Tra le protagoniste figurano Selena Gomez e Vanessa Hudges e fa specie vedere le due ragazzine di scuola Disney cimentarsi in ruoli così ribelli e dissacranti in un film assolutamente politicamente scorretto. Del resto il fine strategico del regista era proprio quello, contaminare le fidanzatine d’America, inquinandone l’aspetto e degradandole a donnacce inselvatichite, senza scrupoli né sale in zucca.

Il “je accuse” di Korine è rivolto a tutti quei giovani che si lasciano irretire dallo sfavillante e colorato mondo delle droghe, dagli inutili eccessi di alcool e dalla smania di apparire sempre felici e contenti, ridicolmente convinti che il mondo si possa ghermire attraverso i soldi. Quelli facili però, non guadagnati col sudore e l’abnegazione. Giovani che, tuttavia, sono stati forse abbandonati dalle istituzioni e dalla società di appartenenza, non più seguiti come un tempo, obnubilati dalla civiltà del mainstream. Giovani che decidono arbitrariamente di calpestare i veri principi e i preziosi valori su cui poggiare realmente l’intera esistenza.

Il film si lascia guardare, nonostante una partenza a rilento, con qualche pizzico di irritazione di tanto in tanto, come quel maledetto rumore di caricatore di pistola che rimbomba e riecheggia sistematicamente ogni 10/15 minuti. La musica è fortissima, del resto la technopop non è già orecchiabile di suo, se poi la si spara a mille con montaggio frenetico e luci psichedeliche, non si va certo incontro allo spettatore, coinvolto in quel che accadrà ma colto di sorpresa per argomenti e forte impatto visivo.

Il film a tempo decelera con rallenty forzati e urticanti ripetizioni fuori campo di dialoghi già belli che terminati, chiari espedienti del cineasta propedeutici ad immergere lo spettatore nel catatonico stato confusionale regalato dall’assunzione di stupefacenti. Ma non solo, perchè questo modo di girare il film è di per sé un messaggio. Proietta colui che lo guarda nell’angoscia esistenziale provata dagli adolescenti e in quella che si prova standoli a guardare, buttando ingenuamente le proprie vite in un fiume di vomito e birra.

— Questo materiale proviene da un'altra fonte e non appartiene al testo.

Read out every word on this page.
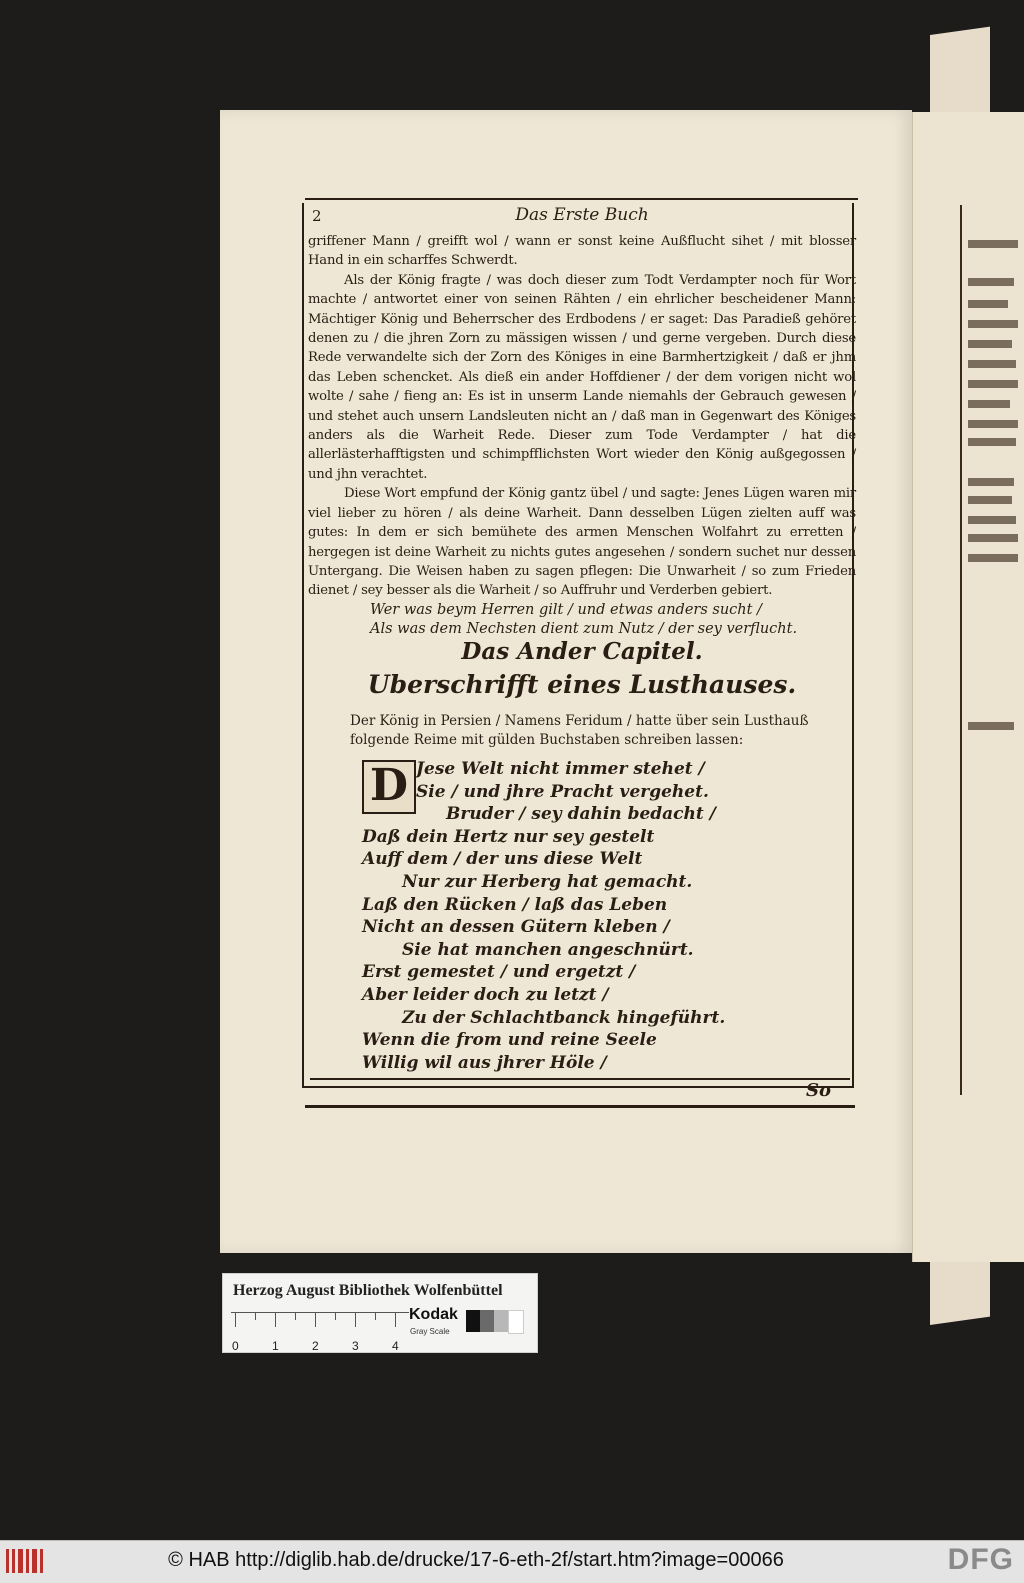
2	Das Erste Buch

griffener Mann / greifft wol / wann er sonst keine Außflucht sihet / mit blosser Hand in ein scharffes Schwerdt.

Als der König fragte / was doch dieser zum Todt Verdampter noch für Wort machte / antwortet einer von seinen Rähten / ein ehrlicher bescheidener Mann: Mächtiger König und Beherrscher des Erdbodens / er saget: Das Paradieß gehöret denen zu / die jhren Zorn zu mässigen wissen / und gerne vergeben. Durch diese Rede verwandelte sich der Zorn des Königes in eine Barmhertzigkeit / daß er jhm das Leben schencket. Als dieß ein ander Hoffdiener / der dem vorigen nicht wol wolte / sahe / fieng an: Es ist in unserm Lande niemahls der Gebrauch gewesen / und stehet auch unsern Landsleuten nicht an / daß man in Gegenwart des Königes anders als die Warheit Rede. Dieser zum Tode Verdampter / hat die allerlästerhafftigsten und schimpfflichsten Wort wieder den König außgegossen / und jhn verachtet.

Diese Wort empfund der König gantz übel / und sagte: Jenes Lügen waren mir viel lieber zu hören / als deine Warheit. Dann desselben Lügen zielten auff was gutes: In dem er sich bemühete des armen Menschen Wolfahrt zu erretten / hergegen ist deine Warheit zu nichts gutes angesehen / sondern suchet nur dessen Untergang. Die Weisen haben zu sagen pflegen: Die Unwarheit / so zum Frieden dienet / sey besser als die Warheit / so Auffruhr und Verderben gebiert.

Wer was beym Herren gilt / und etwas anders sucht /

Als was dem Nechsten dient zum Nutz / der sey verflucht.

Das Ander Capitel.
Uberschrifft eines Lusthauses.

Der König in Persien / Namens Feridum / hatte über sein Lusthauß folgende Reime mit gülden Buchstaben schreiben lassen:

D Jese Welt nicht immer stehet /

Sie / und jhre Pracht vergehet.

Bruder / sey dahin bedacht /

Daß dein Hertz nur sey gestelt

Auff dem / der uns diese Welt

Nur zur Herberg hat gemacht.

Laß den Rücken / laß das Leben

Nicht an dessen Gütern kleben /

Sie hat manchen angeschnürt.

Erst gemestet / und ergetzt /

Aber leider doch zu letzt /

Zu der Schlachtbanck hingeführt.

Wenn die from und reine Seele

Willig wil aus jhrer Höle /

So
Herzog August Bibliothek Wolfenbüttel
0	1	2	3	4
Kodak
Gray Scale
© HAB http://diglib.hab.de/drucke/17-6-eth-2f/start.htm?image=00066	DFG
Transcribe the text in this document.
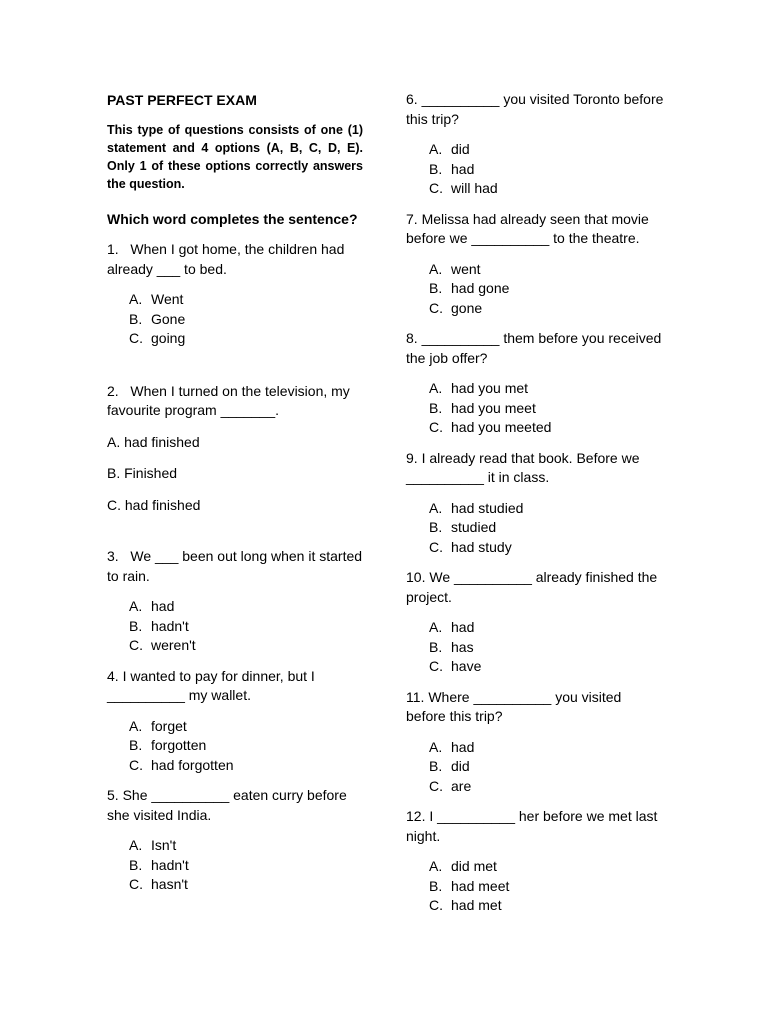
PAST PERFECT EXAM
This type of questions consists of one (1) statement and 4 options (A, B, C, D, E). Only 1 of these options correctly answers the question.
Which word completes the sentence?

1. When I got home, the children had already ___ to bed.

A. Went
B. Gone
C. going

2. When I turned on the television, my favourite program _______.

A. had finished

B. Finished

C. had finished

3. We ___ been out long when it started to rain.

A. had
B. hadn't
C. weren't

4. I wanted to pay for dinner, but I __________ my wallet.

A. forget
B. forgotten
C. had forgotten

5. She __________ eaten curry before she visited India.

A. Isn't
B. hadn't
C. hasn't

6. __________ you visited Toronto before this trip?

A. did
B. had
C. will had

7. Melissa had already seen that movie before we __________ to the theatre.

A. went
B. had gone
C. gone

8. __________ them before you received the job offer?

A. had you met
B. had you meet
C. had you meeted

9. I already read that book. Before we __________ it in class.

A. had studied
B. studied
C. had study

10. We __________ already finished the project.

A. had
B. has
C. have

11. Where __________ you visited before this trip?

A. had
B. did
C. are

12. I __________ her before we met last night.

A. did met
B. had meet
C. had met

In tutto questo emerge una scena di alta scuola, quando Alien e le sue ragazze cantano e ballano, imbracciando il mitra, la romantica Everytime di Britney Spears, melodica canzone che collide col contesto generale, così come con tutta la formazione musicale del regista, dedito al genere indie.

E’ solo un film, o perlomeno ci auguriamo che lo sia. E’ impensabile che i giovani americani tutti si lascino avvolgere da un turbinio di eccessi, depravazione ed indecenza. Gli studenti hanno il diritto di staccare la spina ogniqualvolta li è possibile, e magari, sconfinare e trascendere perbenismo e assennatezza quel che basta per non essere più se stessi prima di ricominciare la pesantissima routine quotidiana. La Mtv generation è servita, un monito da prendere seriamente in considerazione.